Combat is immediately familiar to any player of the series; the engine is the same as Dynasty Warriors 7. Framerate issues have been resolved and fogging is less obvious, but there are still huge amounts of pop-up present; the occasions when enemies just emerged from thin-air in previously empty spaces are too numerous to count. For a title in the later part of this generation, this is extremely disappointing. This could perhaps be forgiven if the masses of soldiers in your way offered any sort of challenge, but they are just there to hack and slash your way through until you meet an officer. Although not actually inconsistent with the way masses were portrayed in classical battles (to be slaughtered by god-like beings) it doesn't make for a particularly engrossing gameplay mechanic.
Encounters with officers bring through one of the better combat mechanics, that of dual weapons. Each character (from a roster of 77) has two weapon slots. Each weapon is assigned a nature of either Man, Heaven or Earth, and an effective game of rock-paper-scissors emerges; each nature is weak to one and strong against the other, as shown by an indicator above the head of the officer. You thus go into the battle with a strength or weakness against your opponent. If at a loss, a weapon change can be performed, which itself instigates an attack, and turns the fight on its head. It's a little feature, but it at least makes you think and adjust your strategy, and there is not a lot of thinking in Dynasty Warriors 8.

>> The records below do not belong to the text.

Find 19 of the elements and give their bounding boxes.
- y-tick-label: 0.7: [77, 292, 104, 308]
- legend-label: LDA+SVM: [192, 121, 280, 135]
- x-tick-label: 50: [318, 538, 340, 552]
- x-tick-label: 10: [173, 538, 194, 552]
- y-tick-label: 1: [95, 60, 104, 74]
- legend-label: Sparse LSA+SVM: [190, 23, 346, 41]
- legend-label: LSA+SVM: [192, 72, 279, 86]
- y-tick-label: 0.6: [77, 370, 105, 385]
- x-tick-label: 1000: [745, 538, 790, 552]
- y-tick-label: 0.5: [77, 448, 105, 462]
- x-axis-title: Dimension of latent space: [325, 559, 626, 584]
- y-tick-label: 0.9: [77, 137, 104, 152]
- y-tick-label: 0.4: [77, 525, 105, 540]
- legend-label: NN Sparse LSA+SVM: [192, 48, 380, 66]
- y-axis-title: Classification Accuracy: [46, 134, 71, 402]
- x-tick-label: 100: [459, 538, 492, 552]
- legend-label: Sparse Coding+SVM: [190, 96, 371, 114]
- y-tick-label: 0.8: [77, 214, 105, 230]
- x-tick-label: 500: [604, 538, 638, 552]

Battlefields, despite the similarity to previous editions, have the suggestion of ebb and flow – at least they do on the overall map. When you decide to slog over to these encounters, more often than not the combatants are standing around as if preparing for a dance, with more milling than mutilation. This spoils the illusion and comes across as sloppy.
Sloppy could also be used to describe the visuals as well. Although perfectly adequate, there is a lot of clipping with the camera becoming lost in the action, along with the aforementioned pop-up. Although reasonably clear, the pallet is mostly dull and lacking in detail, meaning that one map often just merges into another. Over-the-top character models, a woeful script and painful voice-acting are tropes of the series, but the joke is beginning to wear thin. In Dynasty Warriors 3 it was mildly amusing, Dynasty Warriors 6 a trope, now it is just annoying.
For all its obvious faults, the basic premise of Dynasty Warriors is still fun; hack as many people as possible using semi-mythical god-like warriors until your fingers bleed. This formula was correct as of Dynasty Warriors 2, so to see the series effectively treading water since then is disappointing. While there is a lot that Dynasty Warriors 8 gets right - for it is tremendous fun and in many ways good value - there are just too many avoidable errors, too much technical sloppiness and a sheer cob-handedness that prevent it from progressing on this promise. Story of the series, really.
This review is based on a retail copy of Dynasty Warriors 8 for Playstation 3, provided by the publisher.